I spot opportunities and make sure I take them – An interview with Frances Burton

I spot opportunities and make sure I take them – An interview with Frances Burton

What’s Jisc?

Jisc is a Bristol-based membership organisation for the UK’s universities, colleges and skills training organisations.

It provides them with big-ticket shared digital infrastructure, including this country’s national research and education network, which is one of the busiest in Europe and serves 18m users. It’s called the Janet Network and it is super-fast, reliable, secure and built to handle the huge volumes of traffic that education and research organisations generate.

Jisc provides many other shared services, including data centres so that researchers can store their data and share it securely with others. It also negotiates cost-effective deals and preferential service levels with commercial suppliers and offers advice and training on many different topics.

It’s just the kind of place that you’d expect to find stuffed with men who took the traditional science, technology, engineering, maths (STEM) sort of route into work.
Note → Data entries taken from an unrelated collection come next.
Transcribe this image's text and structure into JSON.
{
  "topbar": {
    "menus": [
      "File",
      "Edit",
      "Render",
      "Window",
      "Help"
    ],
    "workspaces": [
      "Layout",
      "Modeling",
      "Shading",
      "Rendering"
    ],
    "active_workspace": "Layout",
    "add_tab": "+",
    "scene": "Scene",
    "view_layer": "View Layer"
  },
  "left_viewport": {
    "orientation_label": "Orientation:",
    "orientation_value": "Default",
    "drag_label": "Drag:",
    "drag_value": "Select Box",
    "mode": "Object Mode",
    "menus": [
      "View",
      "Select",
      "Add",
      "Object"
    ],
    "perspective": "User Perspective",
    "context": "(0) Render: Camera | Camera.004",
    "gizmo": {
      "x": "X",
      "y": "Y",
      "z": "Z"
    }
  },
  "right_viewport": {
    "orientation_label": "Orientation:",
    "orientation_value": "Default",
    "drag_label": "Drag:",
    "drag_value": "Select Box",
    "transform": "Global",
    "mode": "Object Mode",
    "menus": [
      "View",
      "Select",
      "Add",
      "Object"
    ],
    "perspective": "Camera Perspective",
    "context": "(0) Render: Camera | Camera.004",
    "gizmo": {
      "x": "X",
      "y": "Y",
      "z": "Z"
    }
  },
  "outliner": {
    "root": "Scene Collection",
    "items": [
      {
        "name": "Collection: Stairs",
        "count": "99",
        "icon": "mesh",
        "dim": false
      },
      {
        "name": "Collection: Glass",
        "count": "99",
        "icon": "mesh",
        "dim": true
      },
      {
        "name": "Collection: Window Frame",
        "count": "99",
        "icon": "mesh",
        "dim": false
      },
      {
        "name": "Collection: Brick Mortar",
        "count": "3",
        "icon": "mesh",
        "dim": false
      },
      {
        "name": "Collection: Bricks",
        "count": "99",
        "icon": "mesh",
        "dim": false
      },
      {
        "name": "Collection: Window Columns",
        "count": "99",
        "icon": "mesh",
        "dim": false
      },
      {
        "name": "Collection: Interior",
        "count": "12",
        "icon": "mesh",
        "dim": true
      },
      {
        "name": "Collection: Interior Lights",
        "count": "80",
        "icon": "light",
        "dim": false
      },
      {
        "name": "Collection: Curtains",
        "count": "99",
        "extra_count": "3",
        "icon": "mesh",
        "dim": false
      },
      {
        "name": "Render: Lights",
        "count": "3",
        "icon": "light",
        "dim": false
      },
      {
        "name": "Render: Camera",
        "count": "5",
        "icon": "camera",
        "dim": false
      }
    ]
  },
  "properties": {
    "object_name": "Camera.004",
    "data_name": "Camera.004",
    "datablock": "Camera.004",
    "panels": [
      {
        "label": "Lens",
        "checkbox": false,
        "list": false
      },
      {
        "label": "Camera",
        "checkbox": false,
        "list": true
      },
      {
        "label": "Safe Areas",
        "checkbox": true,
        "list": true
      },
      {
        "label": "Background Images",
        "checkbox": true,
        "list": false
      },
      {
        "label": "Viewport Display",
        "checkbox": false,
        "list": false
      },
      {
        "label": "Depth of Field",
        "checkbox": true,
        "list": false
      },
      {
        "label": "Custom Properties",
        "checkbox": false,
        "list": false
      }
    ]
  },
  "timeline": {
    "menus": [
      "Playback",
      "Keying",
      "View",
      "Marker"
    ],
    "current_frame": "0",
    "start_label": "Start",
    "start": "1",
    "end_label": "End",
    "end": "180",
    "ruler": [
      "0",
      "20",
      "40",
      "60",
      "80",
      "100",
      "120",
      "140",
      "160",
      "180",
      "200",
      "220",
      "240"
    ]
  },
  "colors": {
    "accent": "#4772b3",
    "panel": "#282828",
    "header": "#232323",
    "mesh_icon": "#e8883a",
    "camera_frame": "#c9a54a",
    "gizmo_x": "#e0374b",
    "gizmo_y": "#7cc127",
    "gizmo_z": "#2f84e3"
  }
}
But now Jisc has launched a programme to make sure it’s a great place to work for women, as well as for everyone with skills and talents to offer but who don’t necessarily fit the into the typical techy mould.

Meet Frances Burton, fashion and textile designer turned cyber security expert. Frances is a security services manager, based at Jisc’s security operations centre in Harwell, Oxfordshire.

One of three women security specialists in her team of 24 people (there are also a couple of women working in non-technical jobs), she says that her ability to touch-type was enough to launch her into a career in IT.

HOW LONG HAVE YOU BEEN IN THE ROLE?

I’ve been in Jisc’s cyber security division since 2017, but I’ve been with the organisation for about ten and a half years in all. My first job here was in research, I moved for a while into customer engagement and then found myself in security in 2015. We set up the dedicated security operations centre last year, and here I am!

TELL US ABOUT YOUR CAREER PATH

I went to college to train as a fashion and textiles designer but in those days they didn’t really bother to help you explore the kinds of jobs you might be qualified for, and I left with very little idea of what do next. So I got a job as an office junior at the Atomic Energy Authority (AEA). At that time the AEA had one of the first text-based databases and I got the job of demonstrating it purely because I could touch-type.

As it turned out, I had an aptitude for the technology and so I grabbed the opportunity and became an operator. I then went on to get involved with other business systems and IT services. When I had my daughter I had a bit of a break from work and started an Open University degree in information and communication technology (ICT). Later, I got a job in a school to fit in with her school hours and then progressed to working with Jisc authentication services.

Since then, I’ve kept an eye open for opportunities and taken them whenever they looked promising. I’ve been lucky – people have always been supportive and believed in me.

IS A MALE-DOMINATED ENVIRONMENT INTIMIDATING FOR TALENTED WOMEN?

It’s certainly true that there are still more men than women on my team, but I’ve never found it intimidating and I’ve never experienced any prejudice. To be honest, I’ve never felt at a disadvantage in any of the predominantly male environments I’ve worked in. Perhaps I just don’t notice it – my parents raised us to think of ourselves as people not just boys or girls, and to believe that we could achieve whatever we wanted if we were willing to work at it.

Being the only woman can even have its advantages. I’m often the only one in a project team and it does mean that you don’t face a queue for the loo.

WHAT WOULD ATTRACT MORE WOMEN INTO TECHNICAL ROLES?

I think that the education system needs an overhaul. These days kids have to start choosing a direction quite early on and it can really limit their options later. We know that boys are more likely than girls to pick STEM subjects at an early age and this sets boys and girls on different paths.

I chose arty subjects like many girls, but back then it was pretty easy for me to switch direction. I think it would be a lot trickier now and this means that employers can lose out on some great talent.

I do think that the world is waking up to this problem. The Cyber Security Challenge is trying to create a more diverse pipeline of talent to work in cyber security, which is highly promising. And at Jisc we’re taking steps to cast our net more widely to attract talent from the widest possible pool.

That means, for example, placing job ads in different media, wording them differently and being less prescriptive about the skills we’re looking for. Technical skills can always be taught to promising candidates who have aptitude and a range of other useful skills that transfer into this environment. Their different perspectives may well give us fresh ways of looking at problems.

We’re very keen to recruit more women and we have our first female cyber security degree apprentice, Nicole. We’re making her training as broad as we possibly can so that she has freedom to make choices about her career progression.

LASTLY, WHAT’S YOUR FAVOURITE QUOTE?

It’s one from Dolly Parton. Someone asked her how she gets her hair to look as it does. Her answer? “I don’t know, I’m never there.”

And there you were, thinking I’d say something worthy about women working in a man’s world.